L'histoire et la géographie exigent une bonne organisation des connaissances autour d'un sujet.

Etudiez votre itinéraire

L'épreuve de géographie a ses classiques. Parmi les trois sujets dans lesquels le candidat doit choisir, il y en a toujours au minimum un sur les Etats Unis. Pas question donc de faire l'impasse sur ce gros morceau. L'autre zone est importante est l'aire pacifique. construisez donc votre itinéraire de révision en vous limitant à l'Europe, les USA, la Chine, au Japon et au Brésil, ce qui ne devrait pas vous réserver de mauvaises surprises.

 

Faites vos bagages

La géographie réclame un travail de révision active.
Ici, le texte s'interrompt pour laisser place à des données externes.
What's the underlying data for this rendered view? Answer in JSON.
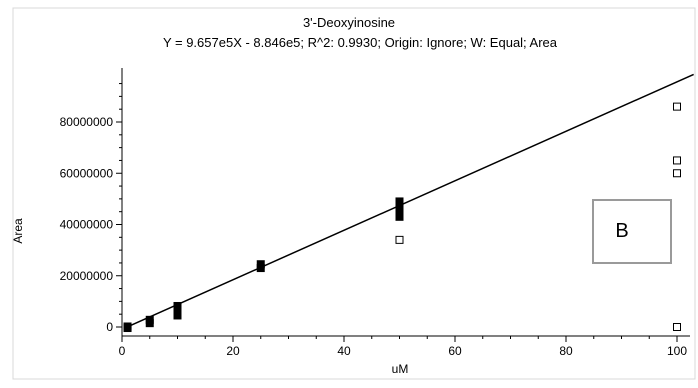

Pas question de se mettre à apprendre le programme par coeur, seul face à ses cours jusqu'à minuit. Il s'agit davantage de les revoir régulièrement (cartes y compris), et de s'entraîner à construire des plans détaillés (et des cartes !) à partir des sujets piochés dans les annales. Il faut alors introduire la question posée et les développements que l'on compte effectuer et dresser la liste des grandes idées et connaissances importantes qui suivront.

La trousse de secours

Il est essentiel de s'autoévaluer en se posant la question de savoir si vous avez bien en tête les connaissances essentielles sur un thème, quitte à corriger le tir en cas de manque. Une bonne méthode pour cela : le travail à plusieurs, les erreurs des autres profitant à chacun. Egalement utile : apprendre par coeur quelques cartes liées aux sujets qui tombent régulièrement (flux, population, production agricole et industrielle aux Etats-Unis, en Europe et au Japon).
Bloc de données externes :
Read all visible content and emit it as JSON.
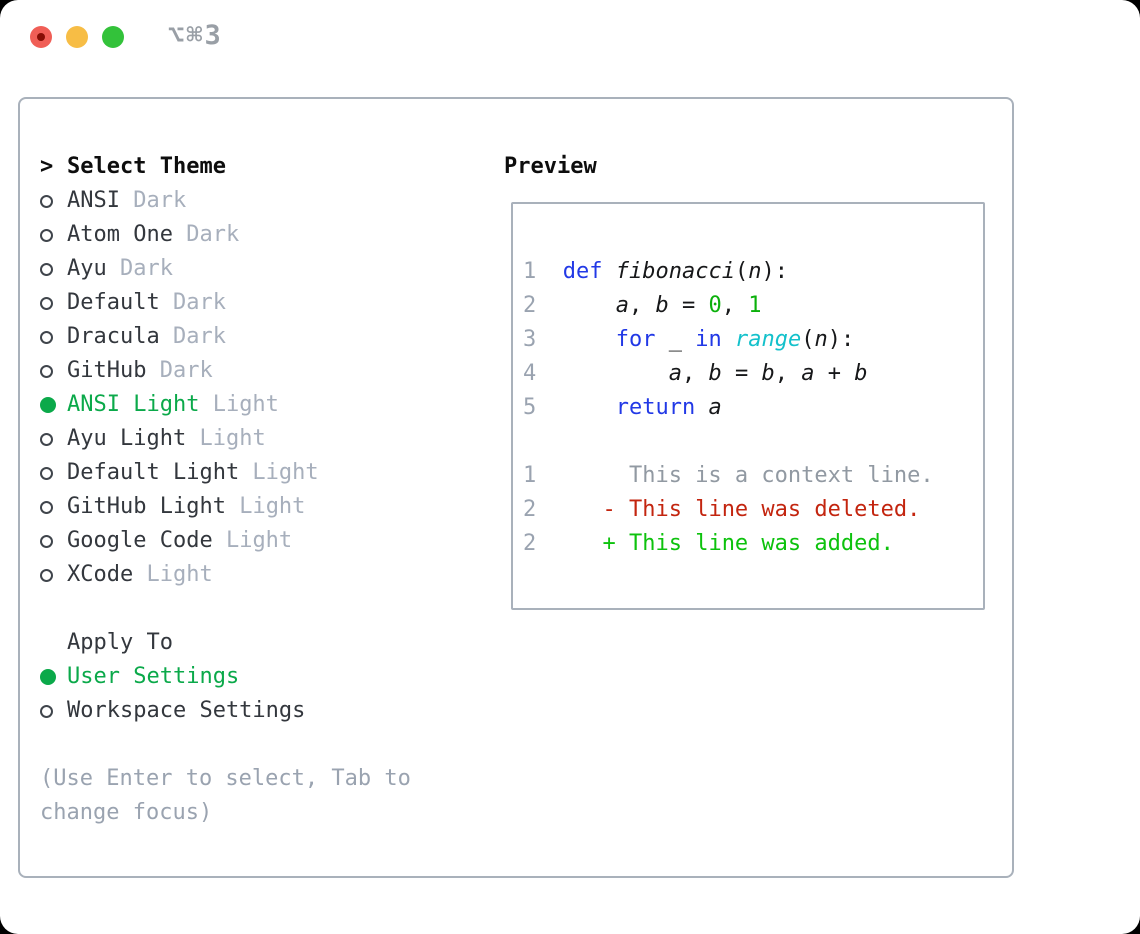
{
  "titlebar": {
    "title": "⌥⌘3"
  },
  "colors": {
    "accent_green": "#0ba94a",
    "border_gray": "#a9b1bb",
    "muted_gray": "#a7afbc",
    "hint_gray": "#9aa3b0",
    "keyword_blue": "#2239e6",
    "builtin_cyan": "#14c1cb",
    "number_green": "#0bb00b",
    "diff_deleted_red": "#c3250f",
    "diff_added_green": "#0dc20d",
    "traffic_red": "#f05e56",
    "traffic_yellow": "#f7bd45",
    "traffic_green": "#33c23a"
  },
  "theme_picker": {
    "prompt": ">",
    "header": "Select Theme",
    "items": [
      {
        "name": "ANSI",
        "variant": "Dark",
        "selected": false
      },
      {
        "name": "Atom One",
        "variant": "Dark",
        "selected": false
      },
      {
        "name": "Ayu",
        "variant": "Dark",
        "selected": false
      },
      {
        "name": "Default",
        "variant": "Dark",
        "selected": false
      },
      {
        "name": "Dracula",
        "variant": "Dark",
        "selected": false
      },
      {
        "name": "GitHub",
        "variant": "Dark",
        "selected": false
      },
      {
        "name": "ANSI Light",
        "variant": "Light",
        "selected": true
      },
      {
        "name": "Ayu Light",
        "variant": "Light",
        "selected": false
      },
      {
        "name": "Default Light",
        "variant": "Light",
        "selected": false
      },
      {
        "name": "GitHub Light",
        "variant": "Light",
        "selected": false
      },
      {
        "name": "Google Code",
        "variant": "Light",
        "selected": false
      },
      {
        "name": "XCode",
        "variant": "Light",
        "selected": false
      }
    ],
    "apply_to": {
      "label": "Apply To",
      "options": [
        {
          "label": "User Settings",
          "selected": true
        },
        {
          "label": "Workspace Settings",
          "selected": false
        }
      ]
    },
    "hint": "(Use Enter to select, Tab to change focus)"
  },
  "preview": {
    "label": "Preview",
    "lines": [
      {
        "num": "1",
        "segments": [
          [
            "  ",
            "plain"
          ],
          [
            "def",
            "kw"
          ],
          [
            " ",
            "plain"
          ],
          [
            "fibonacci",
            "fn"
          ],
          [
            "(",
            "plain"
          ],
          [
            "n",
            "var"
          ],
          [
            "):",
            "plain"
          ]
        ]
      },
      {
        "num": "2",
        "segments": [
          [
            "      ",
            "plain"
          ],
          [
            "a",
            "var"
          ],
          [
            ", ",
            "plain"
          ],
          [
            "b",
            "var"
          ],
          [
            " = ",
            "plain"
          ],
          [
            "0",
            "num"
          ],
          [
            ", ",
            "plain"
          ],
          [
            "1",
            "num"
          ]
        ]
      },
      {
        "num": "3",
        "segments": [
          [
            "      ",
            "plain"
          ],
          [
            "for",
            "kw"
          ],
          [
            " _ ",
            "plain"
          ],
          [
            "in",
            "kw"
          ],
          [
            " ",
            "plain"
          ],
          [
            "range",
            "builtin"
          ],
          [
            "(",
            "plain"
          ],
          [
            "n",
            "var"
          ],
          [
            "):",
            "plain"
          ]
        ]
      },
      {
        "num": "4",
        "segments": [
          [
            "          ",
            "plain"
          ],
          [
            "a",
            "var"
          ],
          [
            ", ",
            "plain"
          ],
          [
            "b",
            "var"
          ],
          [
            " = ",
            "plain"
          ],
          [
            "b",
            "var"
          ],
          [
            ", ",
            "plain"
          ],
          [
            "a",
            "var"
          ],
          [
            " + ",
            "plain"
          ],
          [
            "b",
            "var"
          ]
        ]
      },
      {
        "num": "5",
        "segments": [
          [
            "      ",
            "plain"
          ],
          [
            "return",
            "kw"
          ],
          [
            " ",
            "plain"
          ],
          [
            "a",
            "var"
          ]
        ]
      },
      {
        "num": "",
        "segments": []
      },
      {
        "num": "1",
        "segments": [
          [
            "       This is a context line.",
            "ctx"
          ]
        ]
      },
      {
        "num": "2",
        "segments": [
          [
            "     ",
            "plain"
          ],
          [
            "- This line was deleted.",
            "del"
          ]
        ]
      },
      {
        "num": "2",
        "segments": [
          [
            "     ",
            "plain"
          ],
          [
            "+ This line was added.",
            "add"
          ]
        ]
      }
    ]
  }
}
Prêt pour l'embarquement ?

L'épreuve de géographie propose, comme en histoire, de choisir entre deux dissertations et un commentaire de documents. Contrairement à ce que de nombreux candidats croient, le commentaire (texte, diagrammes, cartes, photos...). A noter que ce dernier est beaucoup moins difficile qu'en histoire. Il peut donc être conseillé aux géographes peu convaincus...
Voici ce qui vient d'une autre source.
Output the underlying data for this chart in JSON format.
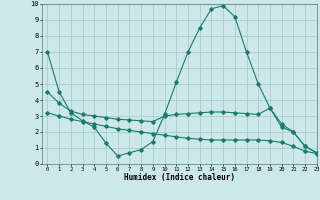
{
  "xlabel": "Humidex (Indice chaleur)",
  "bg_color": "#cce8e8",
  "grid_color": "#aacccc",
  "line_color": "#1a7a6e",
  "xlim": [
    -0.5,
    23
  ],
  "ylim": [
    0,
    10
  ],
  "line1_x": [
    0,
    1,
    2,
    3,
    4,
    5,
    6,
    7,
    8,
    9,
    10,
    11,
    12,
    13,
    14,
    15,
    16,
    17,
    18,
    19,
    20,
    21,
    22,
    23
  ],
  "line1_y": [
    7.0,
    4.5,
    3.2,
    2.7,
    2.3,
    1.3,
    0.5,
    0.7,
    0.9,
    1.4,
    3.1,
    5.1,
    7.0,
    8.5,
    9.7,
    9.9,
    9.2,
    7.0,
    5.0,
    3.5,
    2.3,
    2.0,
    1.1,
    0.7
  ],
  "line2_x": [
    0,
    1,
    2,
    3,
    4,
    5,
    6,
    7,
    8,
    9,
    10,
    11,
    12,
    13,
    14,
    15,
    16,
    17,
    18,
    19,
    20,
    21,
    22,
    23
  ],
  "line2_y": [
    4.5,
    3.8,
    3.3,
    3.1,
    3.0,
    2.9,
    2.8,
    2.75,
    2.7,
    2.65,
    3.0,
    3.1,
    3.15,
    3.2,
    3.25,
    3.25,
    3.2,
    3.15,
    3.1,
    3.5,
    2.5,
    2.0,
    1.1,
    0.7
  ],
  "line3_x": [
    0,
    1,
    2,
    3,
    4,
    5,
    6,
    7,
    8,
    9,
    10,
    11,
    12,
    13,
    14,
    15,
    16,
    17,
    18,
    19,
    20,
    21,
    22,
    23
  ],
  "line3_y": [
    3.2,
    3.0,
    2.8,
    2.65,
    2.5,
    2.35,
    2.2,
    2.1,
    2.0,
    1.9,
    1.8,
    1.7,
    1.6,
    1.55,
    1.5,
    1.5,
    1.5,
    1.5,
    1.5,
    1.45,
    1.35,
    1.1,
    0.8,
    0.65
  ],
  "xtick_fontsize": 4.0,
  "ytick_fontsize": 5.0,
  "xlabel_fontsize": 5.5,
  "marker_size": 1.8,
  "line_width": 0.8
}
Pour la dissertation, le plan le plus utilisé reste le plan analytique, en général compris  dans l'énoncé du sujet (exemple la puissance japonaise : fondements, aspects et limites). Rien ne sert donc d'imaginer un autre plan. En revanche, il faudra obligatoirement pouvoir discuter du sujet. Par exemple si l'on vous demande de plancher sur l'industrie américaine, il sera nécessaire de décrire la production mais aussi de montrer les problèmes qui s'y posent.

Devant le gouvernail

Allez à l'essentiel ! Là encore le correcteur note la capacité des candidats à organiser, sélectionner leurs connaissances en fonction d'un sujet. Ne négligez surtout pas la carte en n'hésitant pas à y passer de quinze à vingt minutes : la carte, qui vaut 2,5 points sur les 10 que compte l'épreuve, est, en effet, l'élément par lequel les correcteurs commencent. Une bonne carte doit informer tout en étant dynamique. On doit y trouver des flèches, des couleurs ou des hachures. Attention, ne la surchargez pas trop, quitte à rédiger une belle légende.